The federal government's National Groundwater Action Plan, run by the National Water Commission, is winding up - and with proposed changes to groundwater rules in the latest version of the Murray-Darling Basin Authority (MDBA) plan, water scientists Professor Craig Simmons and Professor Peter Cook say much needs to be done to secure groundwater resources for the future.
Resolving issues over conflicting use of resources including the impact of coal seam gas (CSG), geothermal, mining and farming activity on groundwater resources, better understanding of the links between ground and surface waters, and resolving legal and technical questions over the storage of surplus water in underground aquifers were among challenges.
"Some of the biggest challenges concern public trust and confidence issues regarding groundwater," Professor Simmons said.
"Most Australians are simply not aware that the vast bulk of our fresh water is underground, out of sight, out of mind.
"They do not realise it supplies much of the water we see in our surface rivers and wetlands, and hence much of our drinking water."
There was a dire need, he said, for public education and "myth-busting" about groundwater – especially the widely-held view that it represented an unlimited resource for the future.
The skills shortage extended to water management, with Australia facing an acute scarcity of talent.
"You can’t run the mining industry without geologists or agriculture without farmers. Water is a resource vital to both and to every other facet of Australian life – and needs to be equally well-planned, managed and allocated," Professor Simmons said.

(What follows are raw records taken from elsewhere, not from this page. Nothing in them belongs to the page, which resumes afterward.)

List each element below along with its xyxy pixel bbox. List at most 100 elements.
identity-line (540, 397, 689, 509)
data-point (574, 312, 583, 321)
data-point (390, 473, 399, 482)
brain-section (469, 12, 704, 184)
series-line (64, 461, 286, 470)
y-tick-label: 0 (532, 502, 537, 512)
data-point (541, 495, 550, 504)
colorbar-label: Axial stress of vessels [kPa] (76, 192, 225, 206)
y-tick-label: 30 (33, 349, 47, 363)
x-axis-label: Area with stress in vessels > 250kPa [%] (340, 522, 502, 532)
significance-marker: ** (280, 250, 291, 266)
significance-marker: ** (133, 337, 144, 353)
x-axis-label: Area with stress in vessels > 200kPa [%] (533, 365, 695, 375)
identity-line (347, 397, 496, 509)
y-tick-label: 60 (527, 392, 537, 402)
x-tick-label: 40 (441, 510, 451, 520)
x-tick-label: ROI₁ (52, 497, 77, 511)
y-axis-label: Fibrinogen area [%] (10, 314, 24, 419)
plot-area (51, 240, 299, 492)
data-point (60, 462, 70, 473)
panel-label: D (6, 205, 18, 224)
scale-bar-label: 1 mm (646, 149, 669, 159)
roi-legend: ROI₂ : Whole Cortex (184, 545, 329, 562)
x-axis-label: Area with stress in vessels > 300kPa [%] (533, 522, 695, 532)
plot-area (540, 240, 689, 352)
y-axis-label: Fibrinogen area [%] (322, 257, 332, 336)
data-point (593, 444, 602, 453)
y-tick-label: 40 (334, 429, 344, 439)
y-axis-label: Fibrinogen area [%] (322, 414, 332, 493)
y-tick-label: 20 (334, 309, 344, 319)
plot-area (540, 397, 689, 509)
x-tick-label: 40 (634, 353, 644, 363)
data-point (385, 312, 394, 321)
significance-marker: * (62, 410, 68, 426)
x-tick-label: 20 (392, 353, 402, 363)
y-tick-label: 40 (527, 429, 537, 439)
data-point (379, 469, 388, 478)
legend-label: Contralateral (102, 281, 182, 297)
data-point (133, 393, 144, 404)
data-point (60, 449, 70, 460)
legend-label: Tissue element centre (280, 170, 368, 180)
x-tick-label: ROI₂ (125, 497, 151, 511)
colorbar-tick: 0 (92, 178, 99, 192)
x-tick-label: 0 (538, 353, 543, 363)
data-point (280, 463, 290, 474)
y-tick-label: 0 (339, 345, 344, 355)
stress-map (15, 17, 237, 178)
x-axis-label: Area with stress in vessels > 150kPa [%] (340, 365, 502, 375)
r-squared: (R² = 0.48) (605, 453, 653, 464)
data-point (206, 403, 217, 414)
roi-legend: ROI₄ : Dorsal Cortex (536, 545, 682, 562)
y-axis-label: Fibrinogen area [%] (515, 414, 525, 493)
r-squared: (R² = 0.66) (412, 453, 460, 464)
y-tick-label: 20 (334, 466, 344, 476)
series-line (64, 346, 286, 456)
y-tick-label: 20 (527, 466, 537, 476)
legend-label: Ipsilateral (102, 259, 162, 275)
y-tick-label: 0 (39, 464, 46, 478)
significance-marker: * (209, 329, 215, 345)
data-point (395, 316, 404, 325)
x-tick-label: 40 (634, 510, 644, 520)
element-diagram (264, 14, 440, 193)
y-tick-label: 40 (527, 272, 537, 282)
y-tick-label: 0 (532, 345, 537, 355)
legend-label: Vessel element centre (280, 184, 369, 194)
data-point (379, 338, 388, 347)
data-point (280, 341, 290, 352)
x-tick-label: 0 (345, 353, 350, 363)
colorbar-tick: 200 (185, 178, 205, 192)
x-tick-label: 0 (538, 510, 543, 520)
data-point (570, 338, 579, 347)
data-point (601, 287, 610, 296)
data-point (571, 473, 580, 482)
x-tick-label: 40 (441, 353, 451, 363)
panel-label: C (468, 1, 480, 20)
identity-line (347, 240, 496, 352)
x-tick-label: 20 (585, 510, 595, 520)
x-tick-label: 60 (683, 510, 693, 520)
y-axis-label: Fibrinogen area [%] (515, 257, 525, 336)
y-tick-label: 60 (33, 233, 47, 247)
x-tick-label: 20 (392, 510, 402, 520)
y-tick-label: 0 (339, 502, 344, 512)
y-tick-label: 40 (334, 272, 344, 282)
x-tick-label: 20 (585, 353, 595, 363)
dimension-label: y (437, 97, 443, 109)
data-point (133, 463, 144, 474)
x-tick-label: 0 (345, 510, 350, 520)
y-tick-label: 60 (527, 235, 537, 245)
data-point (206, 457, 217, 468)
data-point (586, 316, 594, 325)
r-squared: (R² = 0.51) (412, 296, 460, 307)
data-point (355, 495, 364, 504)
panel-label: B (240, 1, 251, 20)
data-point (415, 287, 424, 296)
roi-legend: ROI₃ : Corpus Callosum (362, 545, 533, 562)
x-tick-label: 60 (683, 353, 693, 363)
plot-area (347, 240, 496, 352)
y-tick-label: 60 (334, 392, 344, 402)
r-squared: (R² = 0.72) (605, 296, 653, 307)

The pair advocated storing more surface water underground, by recharging suitable aquifers, but say many of the legal, social and public acceptance issues around this needed to be resolved
High-level national resource management needed to be linked to the interests of local communities, industries and other users, in a way that makes for rational decisions and sound resource use, Professor Simmons said.
"When industries, communities and the environment are competing for the same water resource – as is bound to happen increasingly from now on – we need better ways for allocating the water that meet social, economic and environmental needs.
"The National Water Initiative provides a good basis – but it is important it is fully adopted," he said.
The researchers called for a group of top-level water managers, government departments and water scientists to develop a draft for a National Groundwater Strategic Plan which addresses all these issues, and more.
"(Although) it has rained across much of Australia and drought issues have receded from the headlines, this does not mean we can afford to be complacent," Professor Simmons said.
"We are still on track to more than double our water use by mid-century – and there are no big, new water resources to be found, so we have to address the situation by being far more clever in how we manage what we’ve got."